Suyun devreye girdiği yer de burasıdır; bu çok önemli sunucuların aşırı ısınmasını ve bozulmasını önlemek için veri merkezleri, genellikle kendileri de su gerektiren ‘soğutma kuleleri’ aracılığıyla soğutma mekanizmalarına güveniyor. Her tesis, bulunduğu iklime bağlı olarak farklı miktarda su ve elektrik kullanıyor. Örneğin, Iowa, West Des Moines, daha az soğutma müdahalesi gerektiren ılıman bir iklim nedeniyle hızla popüler bir yer haline geliyor.

UC Riverside'da mühendislik alanında doçent olan ve yıllardır yapay zekanın iklim etkisini ölçmeye çalışan Shaolei Ren, “Yapay zekanın en temel doğal su kaynaklarımızı elle tutulur şekilde elimizden aldığı noktaya henüz gelmedik” diye yazıyor. Yine de Ren, yapay zekanın artan su kullanımını ‘kesinlikle endişe verici’ olarak nitelendirdi.

Ren, “Hızlı nüfus artışı ve değişen iklimin ortasında, tükenen su kaynakları ve eskiyen su altyapıları en önemli zorluklardan bazıları. Endişe sadece yapay zeka modellerinin su kullanımının mutlak miktarıyla ilgili değil, aynı zamanda yapay zeka model geliştiricilerinin su kıtlığı gibi küresel ortak zorluğa nasıl yanıt verdiğiyle de ilgili” diyor.

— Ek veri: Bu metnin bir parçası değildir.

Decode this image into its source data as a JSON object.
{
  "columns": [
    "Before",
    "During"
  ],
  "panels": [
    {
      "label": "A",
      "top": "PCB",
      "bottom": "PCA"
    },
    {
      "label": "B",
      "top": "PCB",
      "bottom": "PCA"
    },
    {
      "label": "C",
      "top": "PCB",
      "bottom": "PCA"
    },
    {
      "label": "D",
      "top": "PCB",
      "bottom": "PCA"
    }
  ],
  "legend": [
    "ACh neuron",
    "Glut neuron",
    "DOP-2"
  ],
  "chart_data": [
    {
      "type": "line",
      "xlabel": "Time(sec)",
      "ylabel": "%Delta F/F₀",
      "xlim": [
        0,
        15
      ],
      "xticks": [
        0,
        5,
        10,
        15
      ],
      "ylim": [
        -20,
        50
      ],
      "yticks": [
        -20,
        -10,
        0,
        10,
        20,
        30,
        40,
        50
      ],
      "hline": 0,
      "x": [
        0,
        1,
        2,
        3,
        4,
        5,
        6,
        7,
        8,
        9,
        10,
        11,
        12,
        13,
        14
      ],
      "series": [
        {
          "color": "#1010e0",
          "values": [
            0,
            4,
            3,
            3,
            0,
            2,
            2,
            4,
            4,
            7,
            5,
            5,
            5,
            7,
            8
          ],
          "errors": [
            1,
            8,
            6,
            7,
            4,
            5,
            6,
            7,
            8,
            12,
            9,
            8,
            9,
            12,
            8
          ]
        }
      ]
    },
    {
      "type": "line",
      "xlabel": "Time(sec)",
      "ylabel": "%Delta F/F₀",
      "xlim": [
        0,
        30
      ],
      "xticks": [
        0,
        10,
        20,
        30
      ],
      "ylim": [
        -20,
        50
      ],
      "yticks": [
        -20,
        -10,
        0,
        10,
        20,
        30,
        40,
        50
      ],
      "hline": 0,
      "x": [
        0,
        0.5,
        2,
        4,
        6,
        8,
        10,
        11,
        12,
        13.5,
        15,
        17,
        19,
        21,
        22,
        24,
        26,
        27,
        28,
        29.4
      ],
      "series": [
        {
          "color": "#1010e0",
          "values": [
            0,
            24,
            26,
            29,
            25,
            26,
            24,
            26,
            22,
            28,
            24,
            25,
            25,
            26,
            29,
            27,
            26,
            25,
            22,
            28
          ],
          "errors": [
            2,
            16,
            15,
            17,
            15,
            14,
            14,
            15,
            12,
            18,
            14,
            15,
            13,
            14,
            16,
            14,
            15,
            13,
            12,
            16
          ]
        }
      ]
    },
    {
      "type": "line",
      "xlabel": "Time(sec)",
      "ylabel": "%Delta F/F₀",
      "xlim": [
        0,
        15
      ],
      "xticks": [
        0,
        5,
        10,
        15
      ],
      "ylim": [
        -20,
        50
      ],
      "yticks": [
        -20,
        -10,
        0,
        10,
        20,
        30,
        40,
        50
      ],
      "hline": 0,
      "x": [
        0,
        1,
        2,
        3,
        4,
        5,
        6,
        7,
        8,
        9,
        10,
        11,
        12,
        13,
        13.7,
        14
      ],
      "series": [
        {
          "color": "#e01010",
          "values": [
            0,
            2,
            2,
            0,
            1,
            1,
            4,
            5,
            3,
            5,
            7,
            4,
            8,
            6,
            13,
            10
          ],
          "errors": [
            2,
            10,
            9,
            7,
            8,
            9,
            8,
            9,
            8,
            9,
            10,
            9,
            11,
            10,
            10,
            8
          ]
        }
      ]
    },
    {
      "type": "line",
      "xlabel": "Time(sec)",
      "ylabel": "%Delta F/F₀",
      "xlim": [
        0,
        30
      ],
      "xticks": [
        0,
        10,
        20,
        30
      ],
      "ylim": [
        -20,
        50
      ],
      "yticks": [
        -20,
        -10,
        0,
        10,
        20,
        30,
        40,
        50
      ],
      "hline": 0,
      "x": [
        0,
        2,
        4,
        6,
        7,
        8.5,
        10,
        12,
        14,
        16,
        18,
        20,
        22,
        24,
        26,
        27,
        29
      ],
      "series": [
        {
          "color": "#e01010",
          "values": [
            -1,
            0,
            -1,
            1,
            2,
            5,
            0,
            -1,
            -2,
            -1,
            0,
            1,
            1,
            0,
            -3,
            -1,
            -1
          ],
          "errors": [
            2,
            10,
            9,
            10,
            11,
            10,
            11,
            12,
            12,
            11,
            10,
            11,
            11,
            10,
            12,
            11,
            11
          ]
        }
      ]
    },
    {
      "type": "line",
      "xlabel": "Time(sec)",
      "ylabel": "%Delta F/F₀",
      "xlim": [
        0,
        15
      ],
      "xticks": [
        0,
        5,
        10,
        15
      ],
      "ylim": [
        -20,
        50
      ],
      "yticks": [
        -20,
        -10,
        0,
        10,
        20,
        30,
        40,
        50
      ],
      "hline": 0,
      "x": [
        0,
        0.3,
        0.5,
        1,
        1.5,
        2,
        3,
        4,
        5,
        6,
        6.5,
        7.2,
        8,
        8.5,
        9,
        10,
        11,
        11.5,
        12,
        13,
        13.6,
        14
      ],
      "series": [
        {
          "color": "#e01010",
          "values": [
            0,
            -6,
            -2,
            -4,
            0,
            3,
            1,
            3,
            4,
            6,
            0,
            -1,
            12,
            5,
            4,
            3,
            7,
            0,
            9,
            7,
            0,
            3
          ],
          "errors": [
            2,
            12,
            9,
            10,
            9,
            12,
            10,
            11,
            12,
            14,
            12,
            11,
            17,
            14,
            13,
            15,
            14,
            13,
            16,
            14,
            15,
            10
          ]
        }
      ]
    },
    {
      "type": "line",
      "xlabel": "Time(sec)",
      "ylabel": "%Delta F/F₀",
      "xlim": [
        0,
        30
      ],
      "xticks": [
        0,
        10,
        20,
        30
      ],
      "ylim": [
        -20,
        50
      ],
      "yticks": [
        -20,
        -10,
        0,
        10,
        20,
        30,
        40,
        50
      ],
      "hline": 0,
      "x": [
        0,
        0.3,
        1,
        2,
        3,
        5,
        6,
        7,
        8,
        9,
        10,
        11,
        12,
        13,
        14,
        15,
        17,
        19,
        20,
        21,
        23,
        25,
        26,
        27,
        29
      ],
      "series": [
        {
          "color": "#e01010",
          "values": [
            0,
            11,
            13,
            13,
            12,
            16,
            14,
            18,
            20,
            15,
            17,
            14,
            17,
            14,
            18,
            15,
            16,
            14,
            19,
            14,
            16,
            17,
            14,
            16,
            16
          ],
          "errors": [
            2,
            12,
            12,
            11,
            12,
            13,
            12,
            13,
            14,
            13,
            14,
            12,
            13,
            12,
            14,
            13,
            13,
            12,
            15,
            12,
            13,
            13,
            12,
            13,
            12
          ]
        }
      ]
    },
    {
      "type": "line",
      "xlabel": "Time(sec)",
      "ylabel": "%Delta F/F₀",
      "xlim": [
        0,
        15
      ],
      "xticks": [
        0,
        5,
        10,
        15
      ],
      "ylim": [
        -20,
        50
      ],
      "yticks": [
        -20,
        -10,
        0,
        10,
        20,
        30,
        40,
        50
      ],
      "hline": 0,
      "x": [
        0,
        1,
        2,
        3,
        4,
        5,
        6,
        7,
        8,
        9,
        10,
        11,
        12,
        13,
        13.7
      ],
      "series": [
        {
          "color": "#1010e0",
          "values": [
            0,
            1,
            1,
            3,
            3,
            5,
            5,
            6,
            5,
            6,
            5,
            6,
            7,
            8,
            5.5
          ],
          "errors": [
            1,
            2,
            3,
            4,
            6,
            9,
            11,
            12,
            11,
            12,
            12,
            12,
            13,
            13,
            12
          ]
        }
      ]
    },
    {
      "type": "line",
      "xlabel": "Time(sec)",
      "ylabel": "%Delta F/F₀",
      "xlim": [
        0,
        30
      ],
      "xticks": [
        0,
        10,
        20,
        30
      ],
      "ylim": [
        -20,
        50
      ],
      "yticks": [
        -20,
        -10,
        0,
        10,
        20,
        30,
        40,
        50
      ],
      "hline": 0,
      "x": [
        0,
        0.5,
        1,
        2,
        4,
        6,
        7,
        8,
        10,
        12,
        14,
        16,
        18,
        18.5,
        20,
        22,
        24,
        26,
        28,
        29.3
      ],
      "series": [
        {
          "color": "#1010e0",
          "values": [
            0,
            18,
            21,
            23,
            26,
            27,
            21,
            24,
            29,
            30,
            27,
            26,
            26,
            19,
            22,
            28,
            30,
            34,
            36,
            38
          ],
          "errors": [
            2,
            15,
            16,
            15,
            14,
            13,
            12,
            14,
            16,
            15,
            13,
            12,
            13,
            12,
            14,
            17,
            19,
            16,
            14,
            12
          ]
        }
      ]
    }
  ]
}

Kuraklıkların, iklim değişikliğinin en acil sonuçları arasında olduğunu ve işletmelerin operasyonlarında su kullanımını ele almaları gerektiğini belirten Ren, üretken yapay zeka kullanan teknoloji firmalarının bu listenin başında geldiğini söylüyor. Ren, “Yapay zeka veri merkezleri ve yerel topluluklar arasında su kullanımı konusunda zaten hararetli gerginlikler görüyoruz. Yapay zeka modelleri su içmeye devam ederse, bu gerginlikler daha sık hale gelecek ve bu toplumsal türbülansa yol açabilir” diyor.

Microsoft'un geçen yılki sürdürülebilirlik raporunda, şirket küresel su tüketiminin 2021 ile 2022 arasında yüzde 34 oranında arttığını açıkladı. Aynı dönemde Google'ın su kullanımı ise yüzde 20 oranında arttı. Ren o zaman, “Her iki şirketteki bu büyümenin çoğunun yapay zekadan kaynaklandığını söylemek doğru olur” demişti. WaPo bildirdiğine göre, Microsoft’un veri merkezi GPT-3 eğitiminde 700.000 litre su kullandı.

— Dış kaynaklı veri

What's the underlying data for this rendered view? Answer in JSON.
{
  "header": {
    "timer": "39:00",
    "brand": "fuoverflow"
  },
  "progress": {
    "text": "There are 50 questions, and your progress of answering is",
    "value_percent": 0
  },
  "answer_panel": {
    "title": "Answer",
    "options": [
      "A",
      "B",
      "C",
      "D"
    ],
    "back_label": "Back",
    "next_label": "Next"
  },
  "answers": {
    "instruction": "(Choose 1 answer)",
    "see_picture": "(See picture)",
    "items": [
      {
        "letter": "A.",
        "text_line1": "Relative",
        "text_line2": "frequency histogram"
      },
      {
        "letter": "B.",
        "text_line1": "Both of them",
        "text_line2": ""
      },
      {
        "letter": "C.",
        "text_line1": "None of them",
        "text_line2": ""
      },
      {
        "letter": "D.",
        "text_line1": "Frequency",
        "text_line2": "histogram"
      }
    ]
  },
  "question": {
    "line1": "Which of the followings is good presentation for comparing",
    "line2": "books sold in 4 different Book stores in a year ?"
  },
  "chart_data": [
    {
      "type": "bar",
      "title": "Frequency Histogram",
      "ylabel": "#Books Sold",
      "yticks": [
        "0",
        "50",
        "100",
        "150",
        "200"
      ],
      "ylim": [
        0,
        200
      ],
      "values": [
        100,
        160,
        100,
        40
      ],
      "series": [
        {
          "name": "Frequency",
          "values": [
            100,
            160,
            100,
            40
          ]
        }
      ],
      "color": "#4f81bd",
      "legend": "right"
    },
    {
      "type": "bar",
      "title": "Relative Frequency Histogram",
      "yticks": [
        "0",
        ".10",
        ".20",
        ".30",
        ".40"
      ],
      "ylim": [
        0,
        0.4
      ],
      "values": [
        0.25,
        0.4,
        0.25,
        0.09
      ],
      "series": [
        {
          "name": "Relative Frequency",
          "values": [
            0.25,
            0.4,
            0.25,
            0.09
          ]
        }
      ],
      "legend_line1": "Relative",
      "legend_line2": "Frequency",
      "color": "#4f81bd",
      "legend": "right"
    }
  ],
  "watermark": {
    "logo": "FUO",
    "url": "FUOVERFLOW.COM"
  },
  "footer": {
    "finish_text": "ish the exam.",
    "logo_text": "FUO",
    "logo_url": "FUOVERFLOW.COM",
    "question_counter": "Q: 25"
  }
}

Bir zamanlar Microsoft'un Datacenter Community Environmental Sustainability kıdemli program yöneticisi olan Holly Alpine, şirketin ekolojik açıdan sorumsuz yapay zeka geliştirmeleri nedeniyle bu yılın başlarında prensip gereği şirketten istifa etti.

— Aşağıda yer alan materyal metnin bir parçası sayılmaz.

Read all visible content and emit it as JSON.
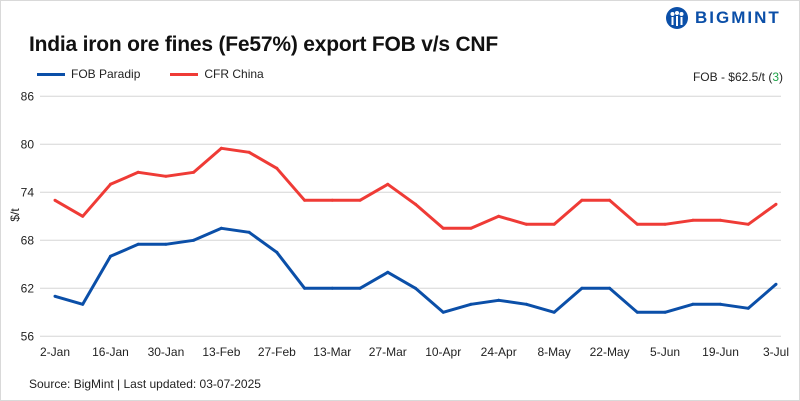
{
  "logo": {
    "text": "BIGMINT"
  },
  "chart_data": {
    "type": "line",
    "title": "India iron ore fines (Fe57%) export FOB v/s CNF",
    "ylabel": "$/t",
    "xlabel": "",
    "ylim": [
      56,
      86
    ],
    "yticks": [
      56,
      62,
      68,
      74,
      80,
      86
    ],
    "grid": true,
    "legend_position": "top-left",
    "x": [
      "2-Jan",
      "9-Jan",
      "16-Jan",
      "23-Jan",
      "30-Jan",
      "6-Feb",
      "13-Feb",
      "20-Feb",
      "27-Feb",
      "6-Mar",
      "13-Mar",
      "20-Mar",
      "27-Mar",
      "3-Apr",
      "10-Apr",
      "17-Apr",
      "24-Apr",
      "1-May",
      "8-May",
      "15-May",
      "22-May",
      "29-May",
      "5-Jun",
      "12-Jun",
      "19-Jun",
      "26-Jun",
      "3-Jul"
    ],
    "xtick_labels": [
      "2-Jan",
      "16-Jan",
      "30-Jan",
      "13-Feb",
      "27-Feb",
      "13-Mar",
      "27-Mar",
      "10-Apr",
      "24-Apr",
      "8-May",
      "22-May",
      "5-Jun",
      "19-Jun",
      "3-Jul"
    ],
    "series": [
      {
        "name": "FOB Paradip",
        "color": "#0b4fa8",
        "values": [
          61,
          60,
          66,
          67.5,
          67.5,
          68,
          69.5,
          69,
          66.5,
          62,
          62,
          62,
          64,
          62,
          59,
          60,
          60.5,
          60,
          59,
          62,
          62,
          59,
          59,
          60,
          60,
          59.5,
          62.5
        ]
      },
      {
        "name": "CFR China",
        "color": "#ef3b36",
        "values": [
          73,
          71,
          75,
          76.5,
          76,
          76.5,
          79.5,
          79,
          77,
          73,
          73,
          73,
          75,
          72.5,
          69.5,
          69.5,
          71,
          70,
          70,
          73,
          73,
          70,
          70,
          70.5,
          70.5,
          70,
          72.5
        ]
      }
    ],
    "annotation": {
      "prefix": "FOB - $62.5/t (",
      "change": "3",
      "suffix": ")"
    }
  },
  "source": "Source: BigMint | Last updated: 03-07-2025"
}
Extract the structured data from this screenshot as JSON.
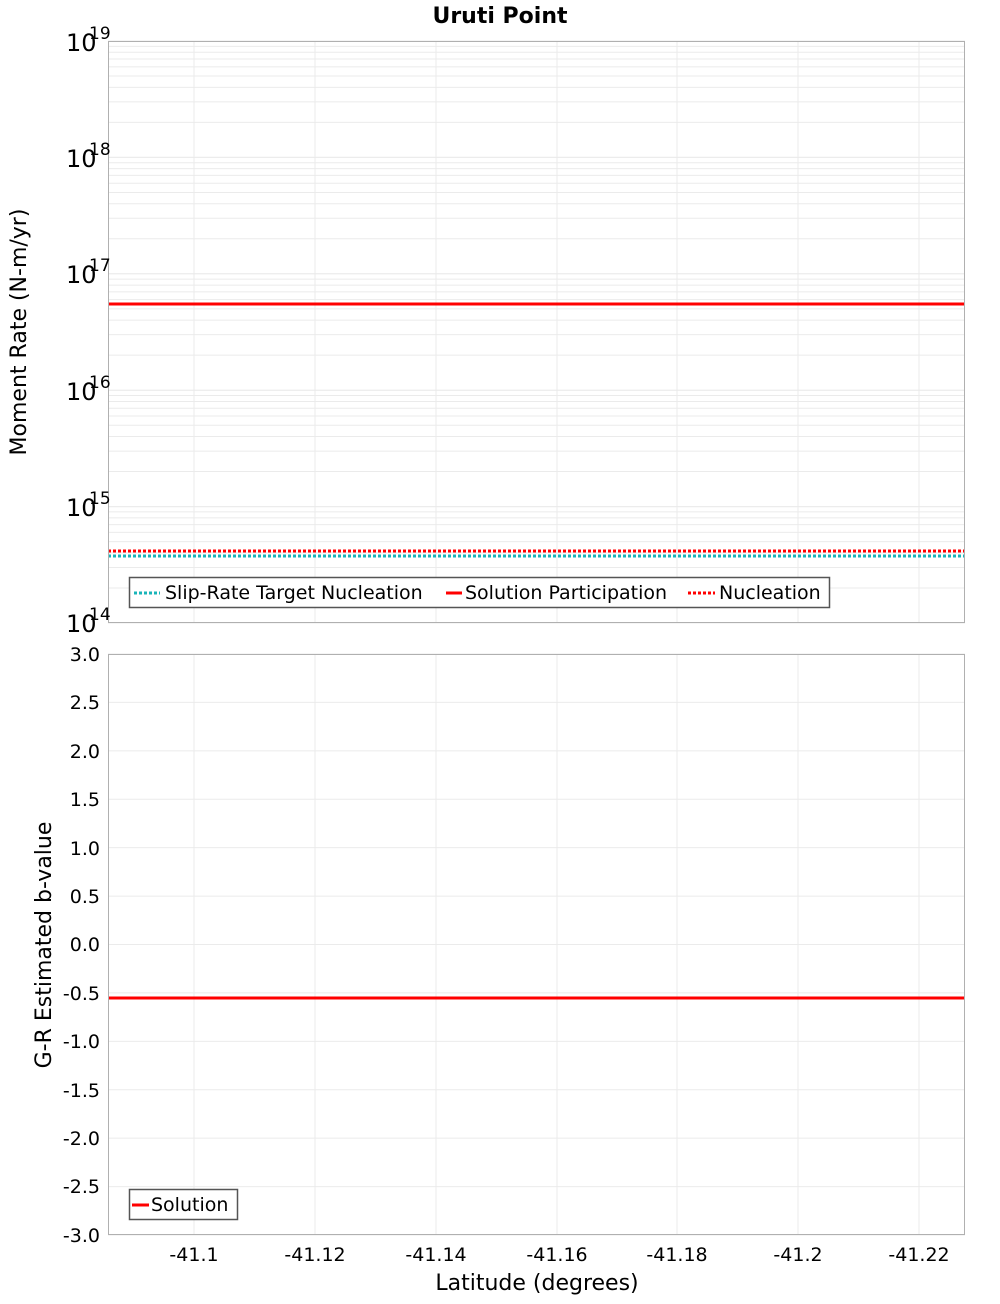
{
  "title": "Uruti Point",
  "colors": {
    "solution": "#ff0000",
    "nucleation": "#ff0000",
    "target": "#19b4b9",
    "grid": "#ebebeb",
    "axis": "#b0b0b0",
    "legend_border": "#555555"
  },
  "chart_data": [
    {
      "type": "line",
      "title": "Uruti Point",
      "xlabel": "Latitude (degrees)",
      "ylabel": "Moment Rate (N-m/yr)",
      "yscale": "log",
      "ylim": [
        100000000000000.0,
        1e+19
      ],
      "xlim": [
        -41.0858,
        -41.2277
      ],
      "x_reversed": true,
      "grid": true,
      "y_tick_labels": [
        {
          "base": "10",
          "exp": "14",
          "value": 100000000000000.0
        },
        {
          "base": "10",
          "exp": "15",
          "value": 1000000000000000.0
        },
        {
          "base": "10",
          "exp": "16",
          "value": 1e+16
        },
        {
          "base": "10",
          "exp": "17",
          "value": 1e+17
        },
        {
          "base": "10",
          "exp": "18",
          "value": 1e+18
        },
        {
          "base": "10",
          "exp": "19",
          "value": 1e+19
        }
      ],
      "x": [
        -41.0858,
        -41.2277
      ],
      "series": [
        {
          "name": "Slip-Rate Target Nucleation",
          "style": "dotted",
          "color": "#19b4b9",
          "values": [
            380000000000000.0,
            380000000000000.0
          ]
        },
        {
          "name": "Solution Participation",
          "style": "solid",
          "color": "#ff0000",
          "values": [
            5.5e+16,
            5.5e+16
          ]
        },
        {
          "name": "Nucleation",
          "style": "dotted",
          "color": "#ff0000",
          "values": [
            420000000000000.0,
            420000000000000.0
          ]
        }
      ],
      "legend": {
        "position": "lower-left",
        "entries": [
          "Slip-Rate Target Nucleation",
          "Solution Participation",
          "Nucleation"
        ]
      }
    },
    {
      "type": "line",
      "xlabel": "Latitude (degrees)",
      "ylabel": "G-R Estimated b-value",
      "ylim": [
        -3.0,
        3.0
      ],
      "xlim": [
        -41.0858,
        -41.2277
      ],
      "x_reversed": true,
      "grid": true,
      "y_ticks": [
        "3.0",
        "2.5",
        "2.0",
        "1.5",
        "1.0",
        "0.5",
        "0.0",
        "-0.5",
        "-1.0",
        "-1.5",
        "-2.0",
        "-2.5",
        "-3.0"
      ],
      "x_ticks": [
        "-41.1",
        "-41.12",
        "-41.14",
        "-41.16",
        "-41.18",
        "-41.2",
        "-41.22"
      ],
      "x": [
        -41.0858,
        -41.2277
      ],
      "series": [
        {
          "name": "Solution",
          "style": "solid",
          "color": "#ff0000",
          "values": [
            -0.55,
            -0.55
          ]
        }
      ],
      "legend": {
        "position": "lower-left",
        "entries": [
          "Solution"
        ]
      }
    }
  ],
  "top_panel": {
    "ylabel": "Moment Rate (N-m/yr)",
    "legend": {
      "target": "Slip-Rate Target Nucleation",
      "participation": "Solution Participation",
      "nucleation": "Nucleation"
    }
  },
  "bottom_panel": {
    "ylabel": "G-R Estimated b-value",
    "xlabel": "Latitude (degrees)",
    "legend": {
      "solution": "Solution"
    }
  }
}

Alpine, “Analist raporları, yapay zeka veya makine öğrenimi gibi gelişmiş teknolojilerin fosil yakıt verimini yüzde 15 oranında artırma potansiyeline sahip olduğunu, petrolün yeniden canlanmasına katkıda bulunduğunu ve potansiyel olarak yenilenebilir enerjiye küresel geçişi geciktirdiğini öne sürüyor. Gerçek dünyadaki etkiler ise şaşırtıcı: Microsoft ile ExxonMobil arasında yapılacak tek bir anlaşma bile, Microsoft'un 2020 yılı karbon giderme taahhütlerini yüzde 600'den fazla aşan emisyonlar üretebilir” diyor ve Microsoft çalışanı olduğunda, bu tür ‘düzinelerce’ anlaşmaya tanık olduğunu ifade ediyor.